I don't understand why I am here. Why Samantha Barnes would have ever chosen this as a fate. Why she would have ever agreed to a near lobotomy. There is a chance Samantha Barnes didn't agree to any of it. I have to see that.
But any way I try to solve it, the only way to the answers is in going back.
The bus station takes me a half hour to get to. It's easy to find when you spot the bus drivers in their uniforms walking about, to and from work.
I lean against the wall in an obscure corner of the bus station, like a panhandler, and wait. My eyes never stop looking for him. The conflict of his finding me is too much for one person to struggle with. I want him to and I don't. It's not an even tie. The rational side of my brain agrees he's insane and I am on borrowed time as far as being with him is concerned. But the hopeless, feeble dipshit I was with him wants him back. I want to be loved and protected. It was easy with him, always.

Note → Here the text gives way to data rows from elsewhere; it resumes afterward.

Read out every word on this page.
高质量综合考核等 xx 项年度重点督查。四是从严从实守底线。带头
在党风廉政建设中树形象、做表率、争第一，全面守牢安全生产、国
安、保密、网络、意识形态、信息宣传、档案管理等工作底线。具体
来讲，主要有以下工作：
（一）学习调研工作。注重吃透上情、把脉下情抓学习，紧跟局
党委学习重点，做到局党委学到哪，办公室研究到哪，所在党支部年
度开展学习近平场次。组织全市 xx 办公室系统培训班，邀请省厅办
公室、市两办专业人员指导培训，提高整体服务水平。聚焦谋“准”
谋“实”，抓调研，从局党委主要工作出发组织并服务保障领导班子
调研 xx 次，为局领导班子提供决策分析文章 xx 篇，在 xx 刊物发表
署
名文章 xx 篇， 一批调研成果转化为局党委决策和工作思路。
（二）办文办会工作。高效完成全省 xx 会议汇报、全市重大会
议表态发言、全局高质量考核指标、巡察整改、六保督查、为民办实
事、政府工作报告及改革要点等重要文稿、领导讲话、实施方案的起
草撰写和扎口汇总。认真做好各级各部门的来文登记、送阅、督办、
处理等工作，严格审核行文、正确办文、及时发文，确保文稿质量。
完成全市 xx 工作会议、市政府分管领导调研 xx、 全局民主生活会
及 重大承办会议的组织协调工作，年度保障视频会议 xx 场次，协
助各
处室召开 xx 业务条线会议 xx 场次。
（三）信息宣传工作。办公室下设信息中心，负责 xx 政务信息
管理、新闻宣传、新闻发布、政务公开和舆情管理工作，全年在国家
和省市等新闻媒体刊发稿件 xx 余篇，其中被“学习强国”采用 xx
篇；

And he had a point when he said that his actions for years should have outweighed the words spoken against him.
If he is sick, his disease is clearly managed by his work with the CIA. Unless he's been killing people Rory doesn't know about. It's scary that he obviously thinks he needs to kill people, but it's even scarier that I'm trying to look past it. Yet he has never done anything but love me.
My butt aches nearly as badly as my mind and heart do, but I don't move. I just watch as people come and go in hordes. Boarding and departing buses and trams. It's a crowded place.
A man comes and sits next to me, grinning broadly. "Hey, Jane!"
I almost smile when I see Antoine in a hoodie and sweats. He looks gangsta but he's still sexy as sin on a stick.
"Ready to get out of here?"
I nod, getting up and following him out into the crowd. My legs are cramped and aching, but it feels good to be moving. He walks to a small black SUV with tinted windows. The back door opens as we near it. I climb in to find Rory sitting in the backseat.
"Hello, love."
I scowl, not completely convinced he's the right person to be trusting. He offers me a bag with donuts in it. I stuff a whole one in my mouth, savoring the sweetness of the glaze as I devour it.
Antoine gets into the driver's seat, starting and driving off. I turn to the right to look out the window and see Derek standing in the doorway I have just come from, watching me. He wanted me to see him, or I wouldn't have. I don't say a word, just swallow my lumping mouthful and force my aching heart to shut the hell up, even if my brain won't.
He followed me the entire way. Was he protecting me?